A small sample: You can take an all-day boat tour through Alaska’s Glacier Bay, listen to jazz by the New Orleans-based NPS Centennial Band at parks around the South, jump on evening hayrides through the Great Smoky Mountains of Tennessee, hike through Hawaii’s volcanoes, or ride a canoe through the swamps of South Carolina’s Congaree National Park. Closer to home, ambitious boaters can join a leg of the summer-long 100 Mile Paddle, joining the Park’s Centennial River Ambassador to paddle the Upper Delaware River and the Delaware Water Gap.
If you do head outdoors this summer, here are some guidelines for staying safe — and making the most of our American heritage:
1. Be proactive about the two biggest summer health hazards: dehydration and heatstroke. Body temperature can rise dangerously quickly, so keep the cold drinks flowing, dunk in water where possible, and seek out shade. Good sunscreen is a must — I swear by baby sunblock, which is highly protective and gentle — but don’t rely exclusively on it.
2. Don’t rely on cell phones, either. Wireless access is spotty in rural areas, so always carry paper maps and write down other important information, such as the names and phone numbers of lodgings.

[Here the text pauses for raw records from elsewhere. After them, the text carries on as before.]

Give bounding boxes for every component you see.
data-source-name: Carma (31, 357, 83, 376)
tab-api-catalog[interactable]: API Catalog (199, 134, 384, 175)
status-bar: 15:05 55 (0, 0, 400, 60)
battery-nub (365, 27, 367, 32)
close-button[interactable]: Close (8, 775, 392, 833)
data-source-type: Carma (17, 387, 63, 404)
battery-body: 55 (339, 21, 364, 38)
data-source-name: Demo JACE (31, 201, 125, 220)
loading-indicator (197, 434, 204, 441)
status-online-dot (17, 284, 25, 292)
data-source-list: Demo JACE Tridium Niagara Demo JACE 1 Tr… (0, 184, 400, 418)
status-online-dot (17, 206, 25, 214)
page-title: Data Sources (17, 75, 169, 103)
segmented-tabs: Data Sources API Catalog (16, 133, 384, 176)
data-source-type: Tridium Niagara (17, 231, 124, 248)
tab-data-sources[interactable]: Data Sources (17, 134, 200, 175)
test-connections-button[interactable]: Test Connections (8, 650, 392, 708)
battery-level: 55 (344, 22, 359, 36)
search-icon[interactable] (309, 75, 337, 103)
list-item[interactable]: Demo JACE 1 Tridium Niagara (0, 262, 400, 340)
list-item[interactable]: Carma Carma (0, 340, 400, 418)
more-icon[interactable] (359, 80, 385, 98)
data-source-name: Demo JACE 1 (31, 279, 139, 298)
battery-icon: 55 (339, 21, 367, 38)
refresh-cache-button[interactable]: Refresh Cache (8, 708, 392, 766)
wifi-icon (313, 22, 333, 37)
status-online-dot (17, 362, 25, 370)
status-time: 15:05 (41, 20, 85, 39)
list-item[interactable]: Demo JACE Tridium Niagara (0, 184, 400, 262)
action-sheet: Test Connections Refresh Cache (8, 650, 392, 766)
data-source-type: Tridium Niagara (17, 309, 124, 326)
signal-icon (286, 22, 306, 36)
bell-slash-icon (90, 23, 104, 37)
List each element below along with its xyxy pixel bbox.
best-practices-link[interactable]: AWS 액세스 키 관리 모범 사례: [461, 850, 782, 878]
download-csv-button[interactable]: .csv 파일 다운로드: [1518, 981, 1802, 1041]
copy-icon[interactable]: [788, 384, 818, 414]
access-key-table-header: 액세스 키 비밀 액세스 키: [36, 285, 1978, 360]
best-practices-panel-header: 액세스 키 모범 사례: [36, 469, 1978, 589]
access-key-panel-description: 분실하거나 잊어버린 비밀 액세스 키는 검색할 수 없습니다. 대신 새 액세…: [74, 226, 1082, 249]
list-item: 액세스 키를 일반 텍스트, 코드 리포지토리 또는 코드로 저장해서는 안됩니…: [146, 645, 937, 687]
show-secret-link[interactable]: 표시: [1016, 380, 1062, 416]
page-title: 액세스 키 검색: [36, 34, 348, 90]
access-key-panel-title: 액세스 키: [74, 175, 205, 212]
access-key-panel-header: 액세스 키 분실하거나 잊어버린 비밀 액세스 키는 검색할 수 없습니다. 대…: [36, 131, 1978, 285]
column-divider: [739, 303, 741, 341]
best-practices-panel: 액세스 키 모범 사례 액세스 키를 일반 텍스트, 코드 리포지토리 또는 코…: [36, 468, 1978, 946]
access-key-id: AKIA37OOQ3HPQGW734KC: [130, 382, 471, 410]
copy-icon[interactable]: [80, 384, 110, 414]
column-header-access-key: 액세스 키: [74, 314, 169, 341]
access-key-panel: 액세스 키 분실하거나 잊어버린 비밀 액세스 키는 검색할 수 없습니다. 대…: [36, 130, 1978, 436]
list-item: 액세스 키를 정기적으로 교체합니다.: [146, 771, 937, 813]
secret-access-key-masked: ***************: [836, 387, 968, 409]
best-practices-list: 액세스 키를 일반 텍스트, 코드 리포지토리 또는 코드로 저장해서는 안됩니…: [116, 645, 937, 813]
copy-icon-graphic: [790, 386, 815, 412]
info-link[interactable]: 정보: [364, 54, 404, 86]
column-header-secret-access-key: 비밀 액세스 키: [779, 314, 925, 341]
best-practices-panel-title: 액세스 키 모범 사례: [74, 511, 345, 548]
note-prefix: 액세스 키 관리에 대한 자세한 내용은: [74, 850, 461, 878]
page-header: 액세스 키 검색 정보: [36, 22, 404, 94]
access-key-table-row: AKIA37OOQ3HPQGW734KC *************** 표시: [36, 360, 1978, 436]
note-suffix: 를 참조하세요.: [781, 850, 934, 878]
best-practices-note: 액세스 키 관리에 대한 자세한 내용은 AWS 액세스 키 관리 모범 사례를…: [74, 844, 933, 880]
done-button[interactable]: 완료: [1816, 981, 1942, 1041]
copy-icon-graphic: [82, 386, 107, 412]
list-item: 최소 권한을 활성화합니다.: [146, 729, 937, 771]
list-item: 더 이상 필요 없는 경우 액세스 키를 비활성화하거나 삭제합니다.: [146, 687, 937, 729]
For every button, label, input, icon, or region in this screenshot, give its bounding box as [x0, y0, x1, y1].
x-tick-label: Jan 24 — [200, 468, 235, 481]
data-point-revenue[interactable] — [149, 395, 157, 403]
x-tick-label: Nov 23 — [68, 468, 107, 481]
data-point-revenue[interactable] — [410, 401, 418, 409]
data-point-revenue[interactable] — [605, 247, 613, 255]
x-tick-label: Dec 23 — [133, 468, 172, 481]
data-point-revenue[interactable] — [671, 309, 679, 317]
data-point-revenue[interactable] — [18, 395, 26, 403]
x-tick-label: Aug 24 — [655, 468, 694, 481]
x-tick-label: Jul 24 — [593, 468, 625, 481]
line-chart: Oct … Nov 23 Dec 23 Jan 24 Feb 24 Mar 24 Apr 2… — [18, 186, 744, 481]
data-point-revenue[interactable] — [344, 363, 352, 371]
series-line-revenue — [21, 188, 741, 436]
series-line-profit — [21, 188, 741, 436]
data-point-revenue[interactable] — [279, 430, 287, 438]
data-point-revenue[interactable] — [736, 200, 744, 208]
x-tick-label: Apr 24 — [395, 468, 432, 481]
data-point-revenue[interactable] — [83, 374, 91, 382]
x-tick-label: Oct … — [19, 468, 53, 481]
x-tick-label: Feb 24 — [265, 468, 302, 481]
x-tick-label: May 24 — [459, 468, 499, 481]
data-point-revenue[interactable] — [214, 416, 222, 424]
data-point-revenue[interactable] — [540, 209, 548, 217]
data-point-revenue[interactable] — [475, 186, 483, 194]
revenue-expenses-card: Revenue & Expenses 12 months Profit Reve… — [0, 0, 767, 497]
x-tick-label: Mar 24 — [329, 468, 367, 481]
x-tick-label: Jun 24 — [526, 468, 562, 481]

3. Road safety 101: When driving in rural areas, start with a tuned-up car, keep an eye on the gas tank and fill up at every opportunity. Stock your vehicle with safety essentials — flashlight, bottled water, backup chargers, first-aid kit. And make sure you have an up-to-date membership with a road assistance program like AAA.
Lake Powell in Glen Canyon National Park in Utah. LAKE POWELL CREDIT: NPS Photo/Gary Ladd
4. Pack for every climate, even if you’re not camping. Many parks are in mountain and desert climates where evenings, even in midsummer, can be surprisingly cold. Park retailers sell a lot of sweatshirts for this reason.
5. Be prepared for ticks and other nuisances. While bears make the headlines, your biggest animal threats in the wild are actually very tiny—ticks and mosquitoes. Diseases associated with both pests are dramatically on the rise throughout much of the U.S.; anyone planning to spend time in wooded, shady areas should cover up and use a repellent containing DEET.
Your risk for encountering all kinds of pests — including bears and sharks as well as mosquitoes — rises in the cool dawn and dusk hours. Park rangers advise hiking in midday, preferably in groups of at least three for safety. And wherever you see rocks, consider the possibly that a snake may be near.